U.S. Bankruptcy Judge Paul Warren agreed, saying that forcing the Fuller family to wait out a lengthy bankruptcy proceeding would be the same as “the closing of courthouse doors in their faces, depriving them of the chance to seek and maybe find a measure of justice.”
The family has reached a settlement with the prescribing physician and with Linden Care and is awaiting a decision about the amount of an award from an Insys bankruptcy. Each of those individuals and companies, along with RDC, played a part in Sarah Fuller’s death, said attorney Mark Dewland, who also represented the family.
“Something of this magnitude doesn’t take place unless every link in the chain is involved,” he said.
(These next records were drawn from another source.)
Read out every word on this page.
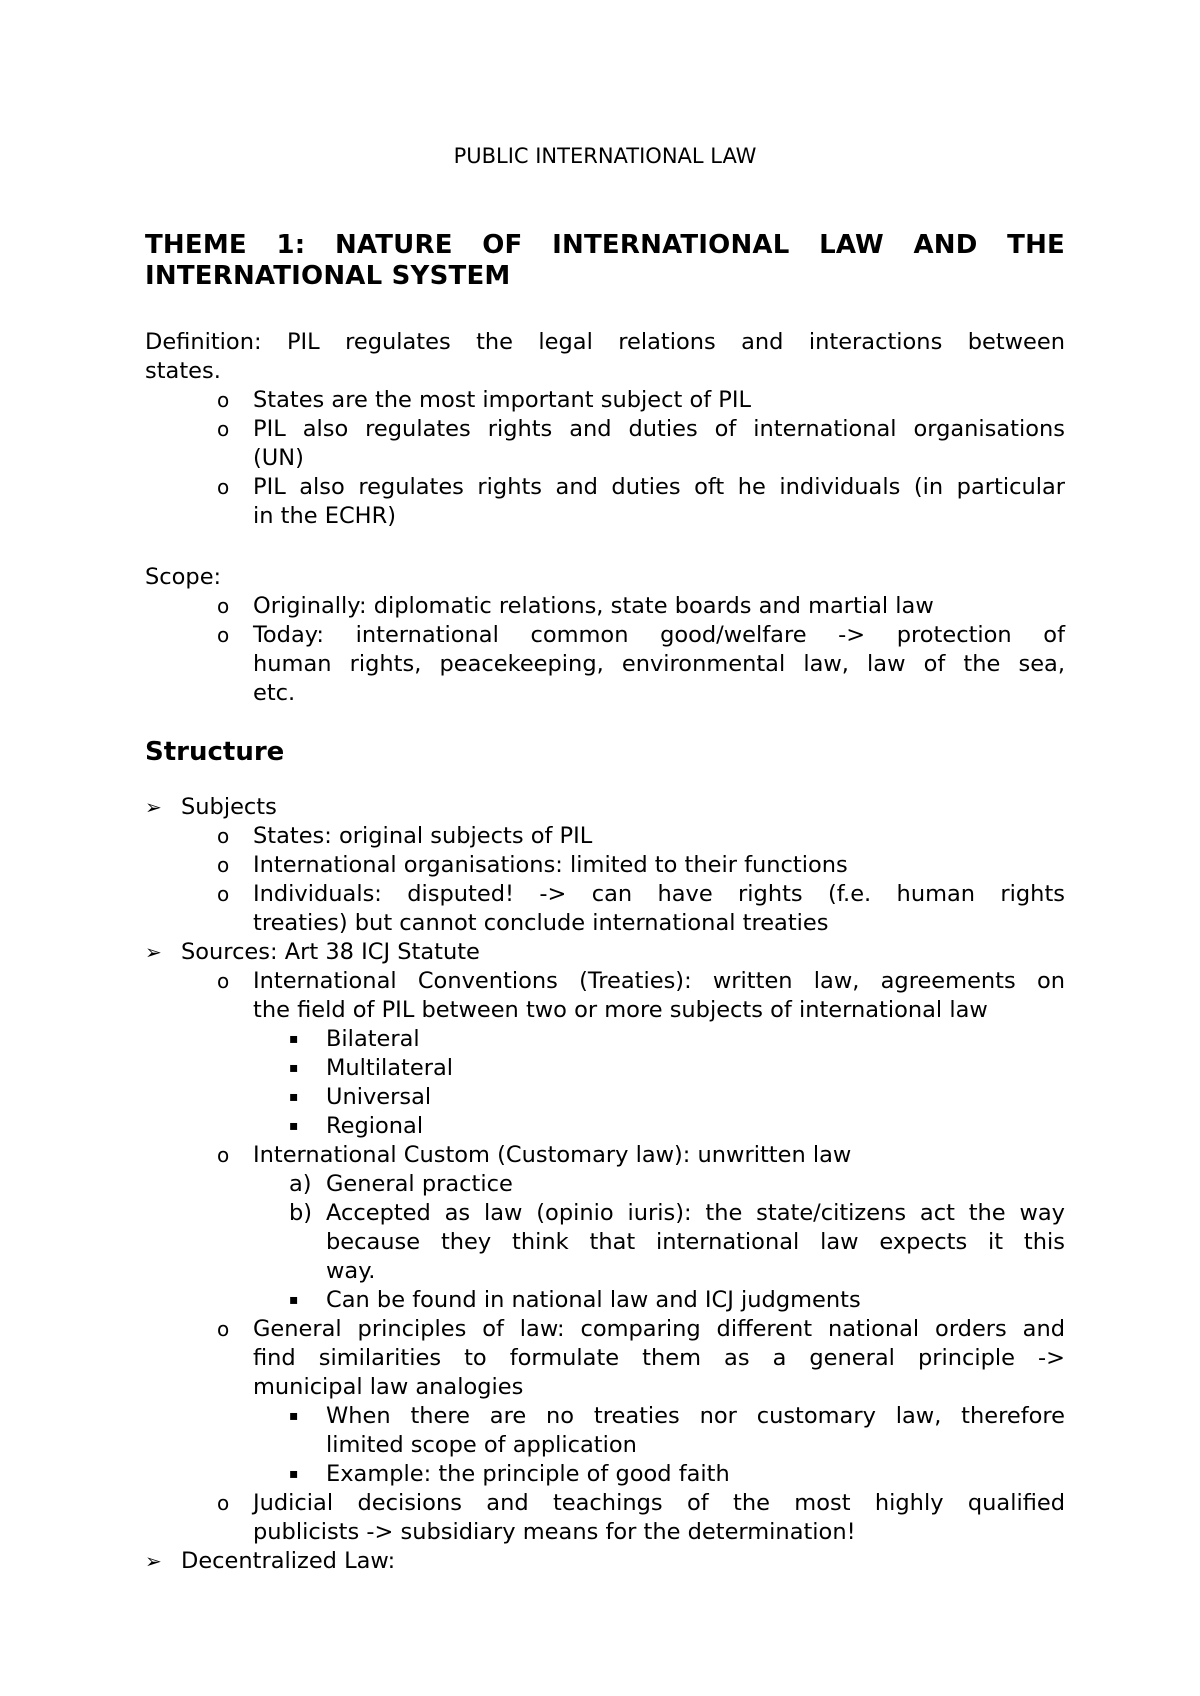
PUBLIC INTERNATIONAL LAW
THEME 1: NATURE OF INTERNATIONAL LAW AND THE
INTERNATIONAL SYSTEM
Definition: PIL regulates the legal relations and interactions between
states.
o States are the most important subject of PIL
o PIL also regulates rights and duties of international organisations
(UN)
o PIL also regulates rights and duties oft he individuals (in particular
in the ECHR)
Scope:
o Originally: diplomatic relations, state boards and martial law
o Today: international common good/welfare -> protection of
human rights, peacekeeping, environmental law, law of the sea,
etc.
Structure
➢ Subjects
o States: original subjects of PIL
o International organisations: limited to their functions
o Individuals: disputed! -> can have rights (f.e. human rights
treaties) but cannot conclude international treaties
➢ Sources: Art 38 ICJ Statute
o International Conventions (Treaties): written law, agreements on
the field of PIL between two or more subjects of international law
▪ Bilateral
▪ Multilateral
▪ Universal
▪ Regional
o International Custom (Customary law): unwritten law
a) General practice
b) Accepted as law (opinio iuris): the state/citizens act the way
because they think that international law expects it this
way.
▪ Can be found in national law and ICJ judgments
o General principles of law: comparing different national orders and
find similarities to formulate them as a general principle ->
municipal law analogies
▪ When there are no treaties nor customary law, therefore
limited scope of application
▪ Example: the principle of good faith
o Judicial decisions and teachings of the most highly qualified
publicists -> subsidiary means for the determination!
➢ Decentralized Law:
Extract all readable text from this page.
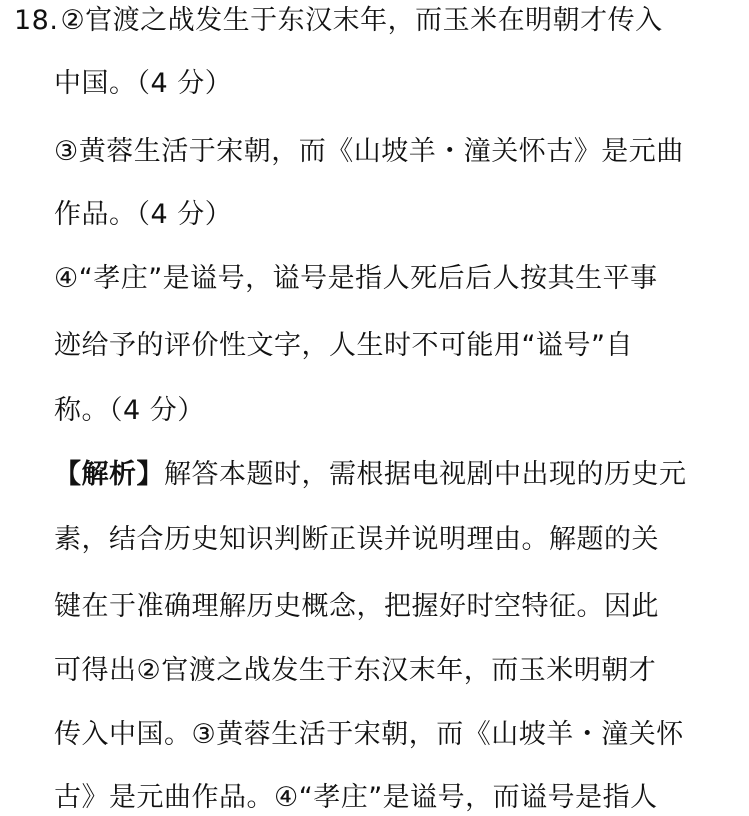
18.②官渡之战发生于东汉末年，而玉米在明朝才传入
中国。（4 分）
③黄蓉生活于宋朝，而《山坡羊・潼关怀古》是元曲
作品。（4 分）
④“孝庄”是谥号，谥号是指人死后后人按其生平事
迹给予的评价性文字，人生时不可能用“谥号”自
称。（4 分）
【解析】解答本题时，需根据电视剧中出现的历史元
素，结合历史知识判断正误并说明理由。解题的关
键在于准确理解历史概念，把握好时空特征。因此
可得出②官渡之战发生于东汉末年，而玉米明朝才
传入中国。③黄蓉生活于宋朝，而《山坡羊・潼关怀
古》是元曲作品。④“孝庄”是谥号，而谥号是指人
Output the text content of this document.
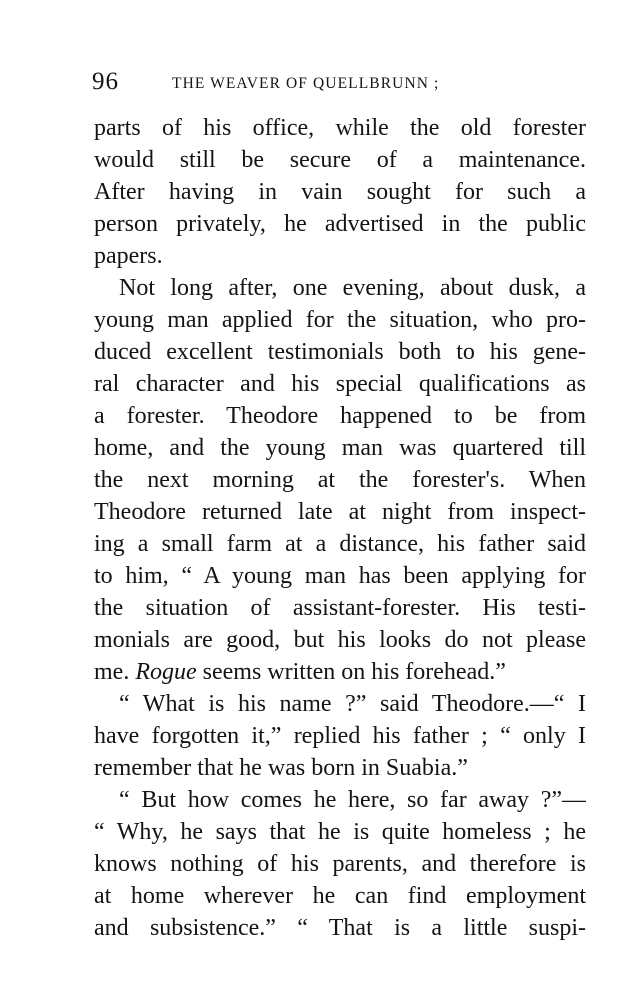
96	THE WEAVER OF QUELLBRUNN ;
parts of his office, while the old forester
would still be secure of a maintenance.
After having in vain sought for such a
person privately, he advertised in the public
papers.
Not long after, one evening, about dusk, a
young man applied for the situation, who pro-
duced excellent testimonials both to his gene-
ral character and his special qualifications as
a forester. Theodore happened to be from
home, and the young man was quartered till
the next morning at the forester's. When
Theodore returned late at night from inspect-
ing a small farm at a distance, his father said
to him, “ A young man has been applying for
the situation of assistant-forester. His testi-
monials are good, but his looks do not please
me. Rogue seems written on his forehead.”
“ What is his name ?” said Theodore.—“ I
have forgotten it,” replied his father ; “ only I
remember that he was born in Suabia.”
“ But how comes he here, so far away ?”—
“ Why, he says that he is quite homeless ; he
knows nothing of his parents, and therefore is
at home wherever he can find employment
and subsistence.” “ That is a little suspi-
Dewland is a longtime friend of the Fullers, and knew Sarah Fuller from the time when she was a teen. He said “the tenacity of the family” motivated him with the lawsuit.
The family first sued Insys and others, then added RDC as a defendant when its role became more apparent in 2019. RDC lawyers unsuccessfully tried to block its addition as a defendant, claiming there was little proof of its direct links to the drug that killed Fuller — a claim that was greatly weakened with testimony in Doud’s criminal trial.
“This whole road was a long and winding road and a rough one,” Deborah Fuller said. “She’s been gone six years and it feels like it was yesterday.”